When two African-American students integrated UGA a half a century ago, no one dreamed that one day a class would re-enact the event and its social context. That's exactly what happened in Barbara McCaskill's English and African American Studies 4880 class this semester as students worked towards a richly textured and deeply researched reaction to events that helped bury the injustices of Jim Crow in the South.
The class is part of a relatively new pedagogy called Reacting to the Past. "Reacting," according to UGA's website for the program, "consists of elaborate games, set in a specific time and place. Students play sustained roles in a structured four-week game, speaking and writing in character on issues of the day."

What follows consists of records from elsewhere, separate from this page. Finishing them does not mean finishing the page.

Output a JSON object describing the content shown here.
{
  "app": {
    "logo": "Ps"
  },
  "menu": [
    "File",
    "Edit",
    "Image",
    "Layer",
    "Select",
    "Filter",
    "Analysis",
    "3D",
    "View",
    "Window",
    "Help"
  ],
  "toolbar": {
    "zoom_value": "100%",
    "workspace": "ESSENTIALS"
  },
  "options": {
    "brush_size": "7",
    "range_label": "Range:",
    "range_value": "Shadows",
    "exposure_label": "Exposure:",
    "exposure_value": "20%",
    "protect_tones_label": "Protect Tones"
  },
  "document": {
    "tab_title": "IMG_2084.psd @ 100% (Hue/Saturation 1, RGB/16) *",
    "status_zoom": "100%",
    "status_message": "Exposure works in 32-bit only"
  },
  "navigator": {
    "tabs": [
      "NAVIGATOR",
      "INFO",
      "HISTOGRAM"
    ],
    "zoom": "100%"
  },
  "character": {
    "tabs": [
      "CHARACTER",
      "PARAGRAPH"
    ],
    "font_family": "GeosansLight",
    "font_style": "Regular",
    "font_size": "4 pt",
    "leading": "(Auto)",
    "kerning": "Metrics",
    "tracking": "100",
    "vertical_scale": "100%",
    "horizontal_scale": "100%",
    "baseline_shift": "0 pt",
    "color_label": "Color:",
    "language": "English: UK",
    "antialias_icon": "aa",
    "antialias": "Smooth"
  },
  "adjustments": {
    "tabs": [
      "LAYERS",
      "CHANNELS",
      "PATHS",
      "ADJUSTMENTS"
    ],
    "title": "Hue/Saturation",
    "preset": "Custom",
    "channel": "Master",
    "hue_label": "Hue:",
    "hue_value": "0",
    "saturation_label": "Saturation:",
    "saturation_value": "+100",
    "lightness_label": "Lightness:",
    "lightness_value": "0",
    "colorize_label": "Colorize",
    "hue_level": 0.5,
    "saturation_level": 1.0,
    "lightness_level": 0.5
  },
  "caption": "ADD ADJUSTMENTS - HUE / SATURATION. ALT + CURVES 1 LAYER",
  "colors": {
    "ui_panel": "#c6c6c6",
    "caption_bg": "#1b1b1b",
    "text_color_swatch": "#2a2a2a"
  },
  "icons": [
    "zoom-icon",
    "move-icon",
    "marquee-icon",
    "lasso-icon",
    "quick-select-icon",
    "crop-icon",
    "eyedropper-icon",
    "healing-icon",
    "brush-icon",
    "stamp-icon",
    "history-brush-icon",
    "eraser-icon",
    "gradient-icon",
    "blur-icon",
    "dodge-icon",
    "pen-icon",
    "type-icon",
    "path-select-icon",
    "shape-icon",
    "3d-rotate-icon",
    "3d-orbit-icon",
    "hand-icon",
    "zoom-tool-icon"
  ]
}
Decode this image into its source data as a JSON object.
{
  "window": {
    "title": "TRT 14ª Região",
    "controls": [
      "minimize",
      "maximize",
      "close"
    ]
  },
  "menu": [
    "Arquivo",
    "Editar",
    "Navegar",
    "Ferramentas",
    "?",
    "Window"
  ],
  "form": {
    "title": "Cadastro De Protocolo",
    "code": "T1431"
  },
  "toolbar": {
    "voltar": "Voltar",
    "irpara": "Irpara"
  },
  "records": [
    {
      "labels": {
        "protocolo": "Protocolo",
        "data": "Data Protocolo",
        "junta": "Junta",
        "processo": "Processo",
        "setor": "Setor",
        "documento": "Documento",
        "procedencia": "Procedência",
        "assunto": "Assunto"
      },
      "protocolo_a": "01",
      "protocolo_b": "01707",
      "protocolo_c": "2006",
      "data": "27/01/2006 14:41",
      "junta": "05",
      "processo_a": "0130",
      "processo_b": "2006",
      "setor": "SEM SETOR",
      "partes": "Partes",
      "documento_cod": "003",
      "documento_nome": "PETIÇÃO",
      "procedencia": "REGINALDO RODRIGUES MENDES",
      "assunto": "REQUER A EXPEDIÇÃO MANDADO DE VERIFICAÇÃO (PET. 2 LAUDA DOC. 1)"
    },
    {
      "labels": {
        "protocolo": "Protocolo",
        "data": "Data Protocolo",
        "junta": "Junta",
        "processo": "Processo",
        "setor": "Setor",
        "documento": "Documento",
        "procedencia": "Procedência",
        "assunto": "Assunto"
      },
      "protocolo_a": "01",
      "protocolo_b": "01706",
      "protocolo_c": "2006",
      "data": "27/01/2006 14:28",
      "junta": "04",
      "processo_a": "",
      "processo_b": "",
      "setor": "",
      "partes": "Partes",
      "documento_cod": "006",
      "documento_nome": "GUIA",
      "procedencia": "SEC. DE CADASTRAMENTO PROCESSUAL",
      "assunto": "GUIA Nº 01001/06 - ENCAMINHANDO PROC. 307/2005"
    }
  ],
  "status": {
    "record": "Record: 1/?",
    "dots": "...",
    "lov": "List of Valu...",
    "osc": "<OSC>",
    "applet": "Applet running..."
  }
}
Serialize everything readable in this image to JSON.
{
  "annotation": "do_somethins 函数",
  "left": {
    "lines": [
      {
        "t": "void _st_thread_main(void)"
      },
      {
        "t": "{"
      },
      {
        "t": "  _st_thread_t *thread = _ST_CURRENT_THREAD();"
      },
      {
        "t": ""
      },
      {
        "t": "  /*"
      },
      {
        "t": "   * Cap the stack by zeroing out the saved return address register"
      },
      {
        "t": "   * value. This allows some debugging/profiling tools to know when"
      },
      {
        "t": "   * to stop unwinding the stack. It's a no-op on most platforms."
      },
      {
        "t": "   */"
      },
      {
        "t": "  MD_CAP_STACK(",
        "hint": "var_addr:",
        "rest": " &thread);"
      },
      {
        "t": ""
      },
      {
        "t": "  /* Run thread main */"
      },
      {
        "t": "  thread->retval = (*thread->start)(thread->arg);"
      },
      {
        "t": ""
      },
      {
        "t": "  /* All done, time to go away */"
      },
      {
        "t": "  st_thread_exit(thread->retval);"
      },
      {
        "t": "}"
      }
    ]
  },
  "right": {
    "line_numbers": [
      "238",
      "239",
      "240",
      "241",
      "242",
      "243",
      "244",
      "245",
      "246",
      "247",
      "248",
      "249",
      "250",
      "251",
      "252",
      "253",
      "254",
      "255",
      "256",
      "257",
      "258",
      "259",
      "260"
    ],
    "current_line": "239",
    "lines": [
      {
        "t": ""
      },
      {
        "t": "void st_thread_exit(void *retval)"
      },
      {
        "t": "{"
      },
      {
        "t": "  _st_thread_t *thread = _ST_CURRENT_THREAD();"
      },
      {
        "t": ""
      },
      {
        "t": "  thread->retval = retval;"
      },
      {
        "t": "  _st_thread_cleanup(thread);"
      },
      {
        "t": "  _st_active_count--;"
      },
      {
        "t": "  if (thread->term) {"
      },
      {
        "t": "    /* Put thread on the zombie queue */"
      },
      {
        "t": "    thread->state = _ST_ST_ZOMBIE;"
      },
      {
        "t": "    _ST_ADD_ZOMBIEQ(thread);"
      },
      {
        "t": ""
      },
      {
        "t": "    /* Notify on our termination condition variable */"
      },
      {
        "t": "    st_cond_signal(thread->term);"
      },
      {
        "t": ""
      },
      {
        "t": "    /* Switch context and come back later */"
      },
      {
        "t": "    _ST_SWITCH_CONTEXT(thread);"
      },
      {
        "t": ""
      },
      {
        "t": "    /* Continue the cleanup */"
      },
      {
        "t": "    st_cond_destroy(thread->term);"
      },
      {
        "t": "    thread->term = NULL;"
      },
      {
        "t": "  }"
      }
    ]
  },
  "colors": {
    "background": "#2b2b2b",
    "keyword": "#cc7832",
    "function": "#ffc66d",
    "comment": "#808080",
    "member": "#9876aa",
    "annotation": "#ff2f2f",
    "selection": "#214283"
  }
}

"For the first part of the semester, we talked about the background of the events surrounding the desegregation of UGA, and then students created characters they could play in the game," said McCaskill. "One of the really interesting things about the game was that students were asked to step outside their comfort zones. For instance, men played women, whites were black characters and others were asked to represent a political position that didn't represent her or his own position at all."
While most students were aware of tragic moments in the civil rights movement, including the assassinations of key figures such as Martin Luther King Jr. and Medgar Evers, many of them had a much harder time understanding Southern society in the 1950s and '60s when it came to race.
"One question they asked a great deal is how educated, informed citizens could embrace segregation," said McCaskill. "And they learned that during the Jim Crow era, there was a society in the South built on paradoxes and contradictions."
McCaskill's class was deemed so successful, that she's teaching it again during Maymester.
Reacting to the Past was introduced at UGA in fall 2003 and has now been used in Greek, Latin, English, classical culture, theater and drama, speech communication, comparative literature, political science, religion and women's studies courses at UGA.
So far, almost 1,000 undergraduates, some of whom serve as student preceptors the following year, and 25 faculty have been involved with Reacting classes at UGA. Reacting has been introduced into Residential Colleges, Student Learning Communities, first- and second-year composition classes, Honors classes and a study-abroad program.
Once the game begins, students run each session, while the instructor advises and guides them on research topics pertinent to the game and grades their oral and written work. In character during a four-week period, students conduct research and then deliver persuasive speeches in an assembly, as they debate and negotiate issues of the day. More than 250 colleges and universities use Reacting pedagogy in some manner. McCaskill hopes the UGA desegregation "game" will one day be played by student groups worldwide to show others how society changes.